Mysterium esse revelandum por Marie Christiane Seiferth
A instalação intitulada Mysterium esse revelandum tem como objetivo aproximar as pessoas da composição da obra em sua dimensão impressionável. Ao olhá-la em círculos e direcionar o olhar de cima para baixo, descobrindo os seus detalhes, o espectador entra, assim, em um fluxo de pensamentos sobre as diversas questões que ela apresenta. No espaço, vê-se que a sua composição é feita por sobreposições e camadas de folhas sintéticas na escala de cores aquáticas, presas em um suporte, no teto de onde elas caem maleavelmente em pedaços emendados e se espalham sobre um fundo sintético purpúreo, na forma de uma gota respingada sobre a qual gotinhas aparecem salpicadas e pequenos pontos em recortes esparsos.
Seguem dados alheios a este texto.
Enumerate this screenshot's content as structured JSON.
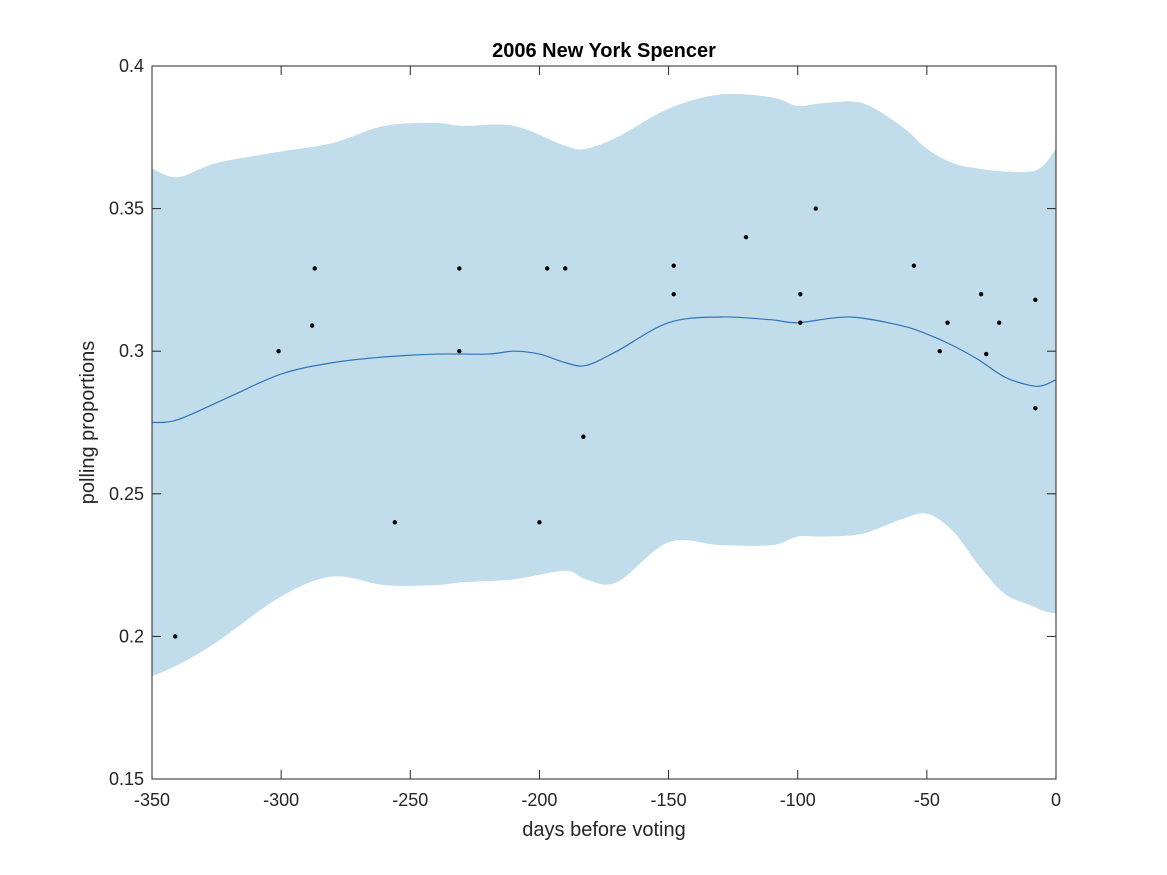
{
  "chart_data": {
    "type": "line",
    "title": "2006 New York Spencer",
    "xlabel": "days before voting",
    "ylabel": "polling proportions",
    "xlim": [
      -350,
      0
    ],
    "ylim": [
      0.15,
      0.4
    ],
    "xticks": [
      -350,
      -300,
      -250,
      -200,
      -150,
      -100,
      -50,
      0
    ],
    "yticks": [
      0.15,
      0.2,
      0.25,
      0.3,
      0.35,
      0.4
    ],
    "xtick_labels": [
      "-350",
      "-300",
      "-250",
      "-200",
      "-150",
      "-100",
      "-50",
      "0"
    ],
    "ytick_labels": [
      "0.15",
      "0.2",
      "0.25",
      "0.3",
      "0.35",
      "0.4"
    ],
    "grid": false,
    "colors": {
      "band": "#c1dcea",
      "line": "#2f73b8",
      "points": "#000000",
      "axes": "#262626"
    },
    "band": {
      "x": [
        -350,
        -340,
        -325,
        -300,
        -280,
        -260,
        -240,
        -230,
        -210,
        -190,
        -182,
        -170,
        -150,
        -130,
        -110,
        -100,
        -90,
        -75,
        -60,
        -50,
        -40,
        -30,
        -20,
        -10,
        -5,
        0
      ],
      "upper": [
        0.364,
        0.361,
        0.366,
        0.37,
        0.373,
        0.379,
        0.38,
        0.379,
        0.379,
        0.372,
        0.371,
        0.375,
        0.385,
        0.39,
        0.389,
        0.386,
        0.387,
        0.387,
        0.379,
        0.371,
        0.366,
        0.364,
        0.363,
        0.363,
        0.365,
        0.371
      ],
      "lower": [
        0.186,
        0.19,
        0.198,
        0.214,
        0.221,
        0.218,
        0.218,
        0.219,
        0.22,
        0.223,
        0.22,
        0.219,
        0.233,
        0.232,
        0.232,
        0.235,
        0.235,
        0.236,
        0.241,
        0.243,
        0.237,
        0.225,
        0.215,
        0.211,
        0.209,
        0.208
      ]
    },
    "line": {
      "name": "",
      "x": [
        -350,
        -340,
        -320,
        -300,
        -280,
        -260,
        -240,
        -220,
        -210,
        -200,
        -190,
        -182,
        -170,
        -150,
        -130,
        -110,
        -100,
        -80,
        -60,
        -50,
        -40,
        -30,
        -20,
        -10,
        -5,
        0
      ],
      "y": [
        0.275,
        0.276,
        0.284,
        0.292,
        0.296,
        0.298,
        0.299,
        0.299,
        0.3,
        0.299,
        0.296,
        0.295,
        0.3,
        0.31,
        0.312,
        0.311,
        0.31,
        0.312,
        0.309,
        0.306,
        0.302,
        0.297,
        0.291,
        0.288,
        0.288,
        0.29
      ]
    },
    "points": [
      {
        "x": -341,
        "y": 0.2
      },
      {
        "x": -301,
        "y": 0.3
      },
      {
        "x": -288,
        "y": 0.309
      },
      {
        "x": -287,
        "y": 0.329
      },
      {
        "x": -256,
        "y": 0.24
      },
      {
        "x": -231,
        "y": 0.329
      },
      {
        "x": -231,
        "y": 0.3
      },
      {
        "x": -200,
        "y": 0.24
      },
      {
        "x": -197,
        "y": 0.329
      },
      {
        "x": -190,
        "y": 0.329
      },
      {
        "x": -183,
        "y": 0.27
      },
      {
        "x": -148,
        "y": 0.33
      },
      {
        "x": -148,
        "y": 0.32
      },
      {
        "x": -120,
        "y": 0.34
      },
      {
        "x": -99,
        "y": 0.32
      },
      {
        "x": -99,
        "y": 0.31
      },
      {
        "x": -93,
        "y": 0.35
      },
      {
        "x": -55,
        "y": 0.33
      },
      {
        "x": -45,
        "y": 0.3
      },
      {
        "x": -42,
        "y": 0.31
      },
      {
        "x": -29,
        "y": 0.32
      },
      {
        "x": -27,
        "y": 0.299
      },
      {
        "x": -22,
        "y": 0.31
      },
      {
        "x": -8,
        "y": 0.318
      },
      {
        "x": -8,
        "y": 0.28
      }
    ]
  }
}
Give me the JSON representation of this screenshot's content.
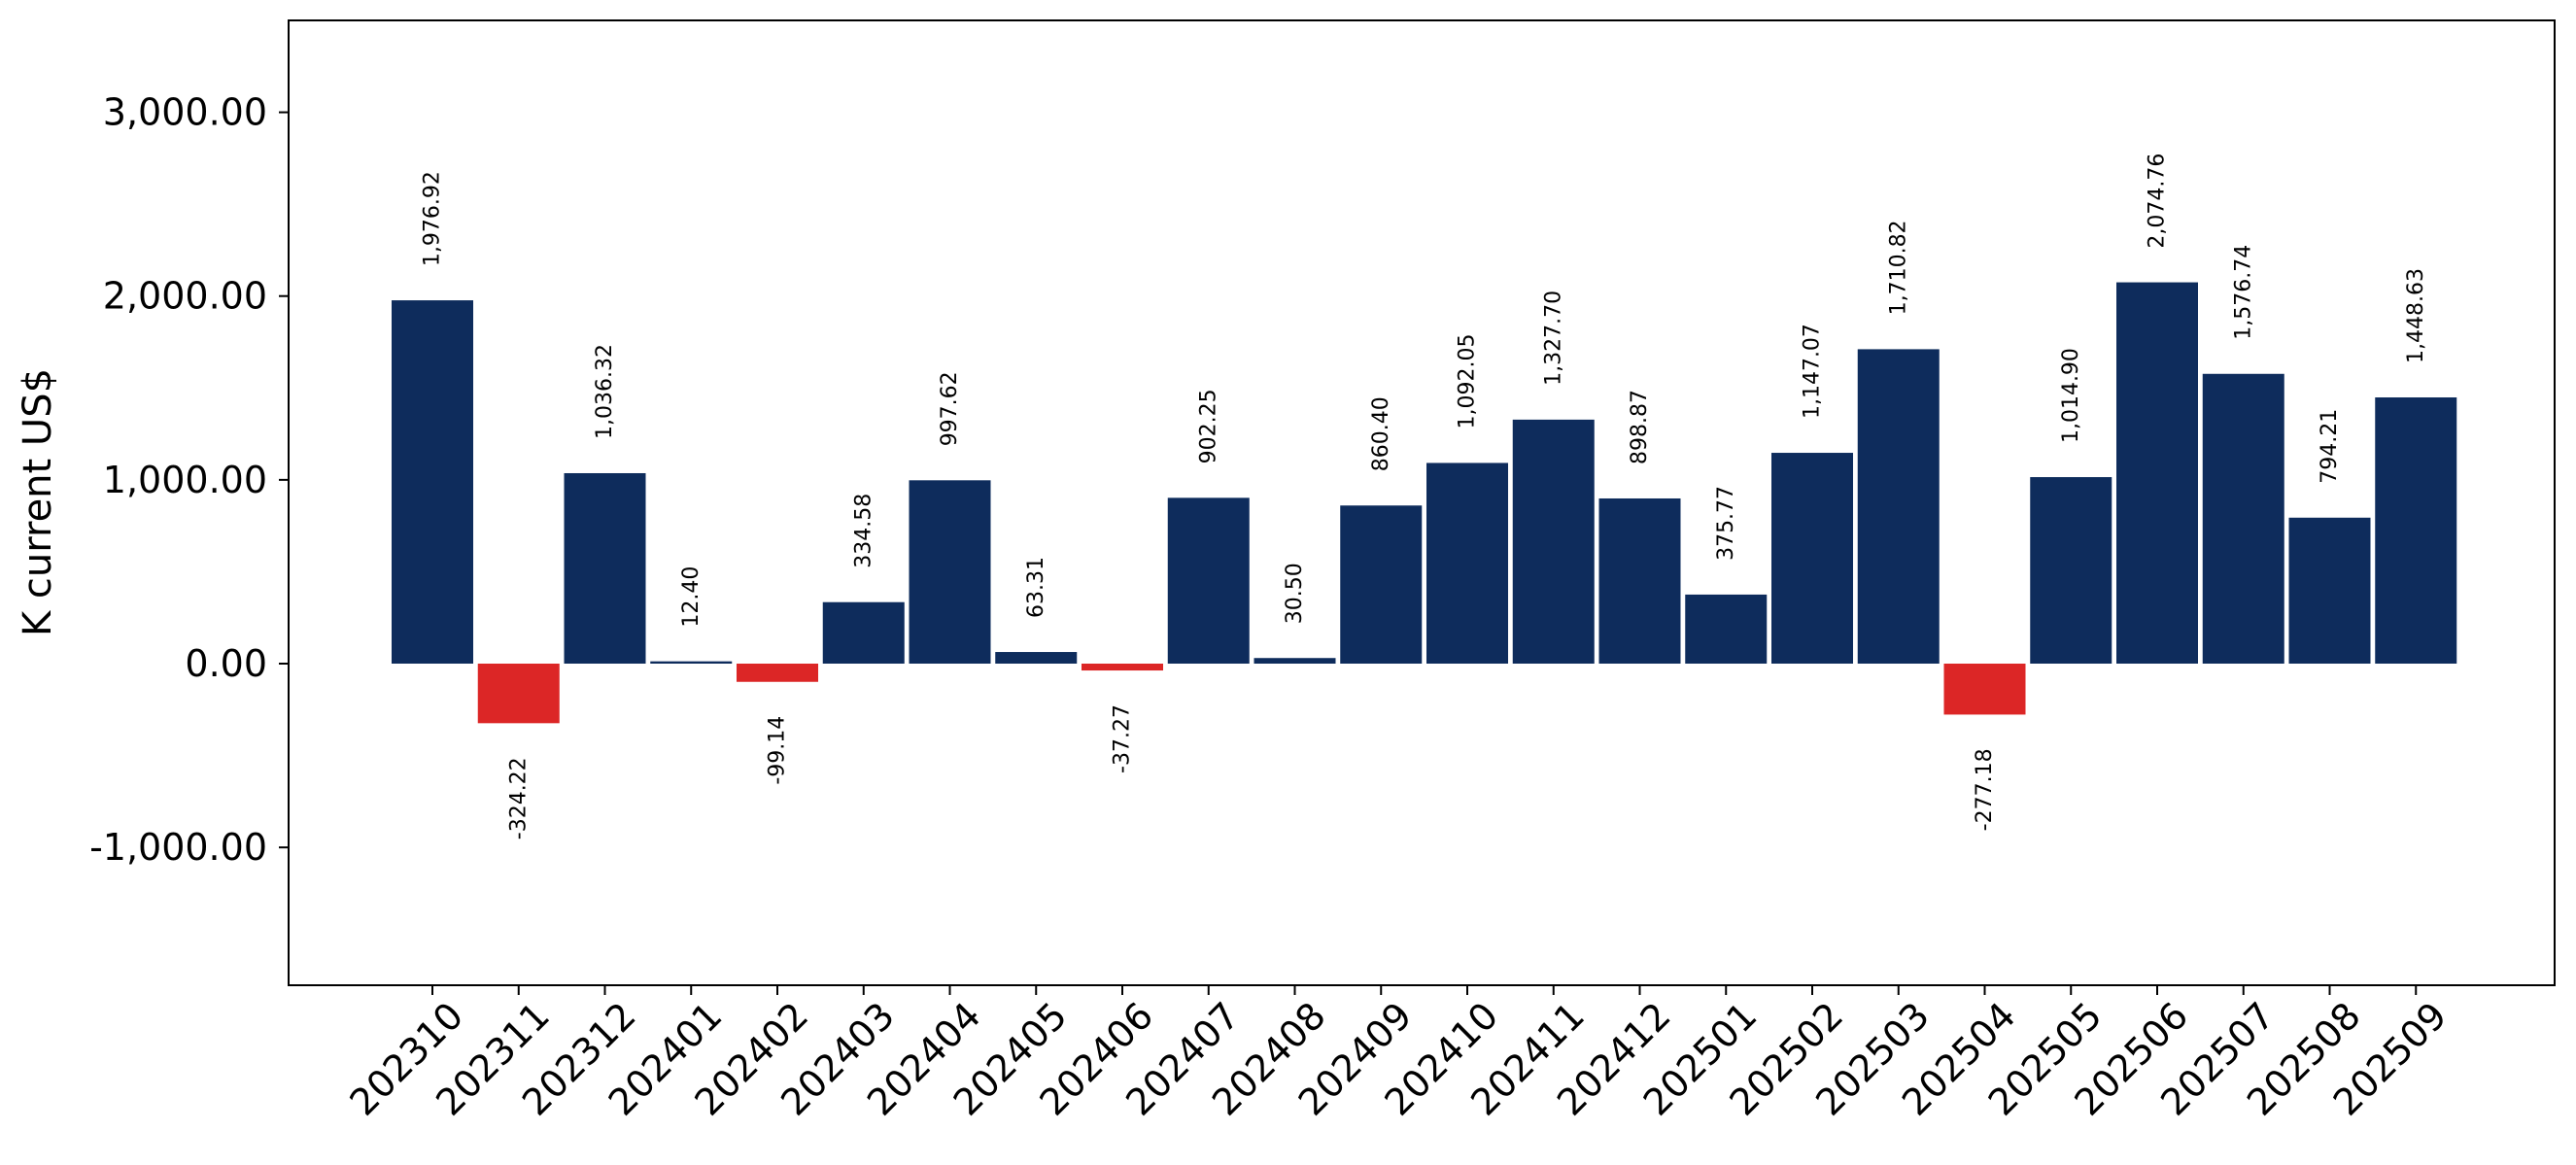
{
  "chart_data": {
    "type": "bar",
    "title": "",
    "xlabel": "",
    "ylabel": "K current US$",
    "ylim": [
      -1750,
      3500
    ],
    "yticks": [
      -1000,
      0,
      1000,
      2000,
      3000
    ],
    "ytick_labels": [
      "-1,000.00",
      "0.00",
      "1,000.00",
      "2,000.00",
      "3,000.00"
    ],
    "grid": false,
    "legend": "none",
    "colors": {
      "positive": "#0e2c5c",
      "negative": "#dc2626",
      "axes": "#000000"
    },
    "categories": [
      "202310",
      "202311",
      "202312",
      "202401",
      "202402",
      "202403",
      "202404",
      "202405",
      "202406",
      "202407",
      "202408",
      "202409",
      "202410",
      "202411",
      "202412",
      "202501",
      "202502",
      "202503",
      "202504",
      "202505",
      "202506",
      "202507",
      "202508",
      "202509"
    ],
    "values": [
      1976.92,
      -324.22,
      1036.32,
      12.4,
      -99.14,
      334.58,
      997.62,
      63.31,
      -37.27,
      902.25,
      30.5,
      860.4,
      1092.05,
      1327.7,
      898.87,
      375.77,
      1147.07,
      1710.82,
      -277.18,
      1014.9,
      2074.76,
      1576.74,
      794.21,
      1448.63
    ],
    "value_labels": [
      "1,976.92",
      "-324.22",
      "1,036.32",
      "12.40",
      "-99.14",
      "334.58",
      "997.62",
      "63.31",
      "-37.27",
      "902.25",
      "30.50",
      "860.40",
      "1,092.05",
      "1,327.70",
      "898.87",
      "375.77",
      "1,147.07",
      "1,710.82",
      "-277.18",
      "1,014.90",
      "2,074.76",
      "1,576.74",
      "794.21",
      "1,448.63"
    ]
  }
}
Na composição das cores, as camadas internas têm as mais densas escalas d´água, e as camadas arranjadas em cadeias e fixadas por um fio de nylon, trazem à lembrança uma queda d´água. Na parte externa da obra, pendem transparências em variadas formas de gotas e pingos escorridos. Entre eles encontram-se fragmentos de radiografias cortadas em forma de gotas d´água. Assim, o espectador ganha a visão do interior de um organismo biológico, descobrindo um mundo interno e inacessível. Recortes transparentes, pendendo dos diversos elementos da composição, sugerem, devido a sua estrutura, a cadeia do DNA. Nas transparências, por sua vez, podem ser vistas, esporadicamente, finas linhas desenhadas em vermelho que correspondem às estruturas orgânicas e micro-aquáticas. A composição ativa o olhar do espectador e leva-o a criar, no sentido adoriano, um relacionamento com a obra. Torna a reflexão em uma ação dinâmica e dá visibilidade à nomeação da obra instalada. O título “Mysterium esse revelandum” refere-se à forma latina de expressar uma tarefa a cumprir, o que em português poderia corresponder ao verbo dever ou à expressão idiomática “é para ser “. Então, a instalação com os seus motivos subjacentes quer iniciar a confrontação de cada um com os pensamentos fundamentais sobre os mistérios da vida e da própria existência os quais, segundo o título, devem ser revelados a cada um de nós, ou seja, deveriam ser revelados a cada pessoa. Levando em consideração que cada indivíduo, como sujeito da própria história, deveria se encontrar a caminho da revelação das questões existenciais, a instalação artística transforma-se em um convite ao público para direcionar o olhar para dentro de si, proporcionando, assim, um momento de contemplação e reflexão ativa.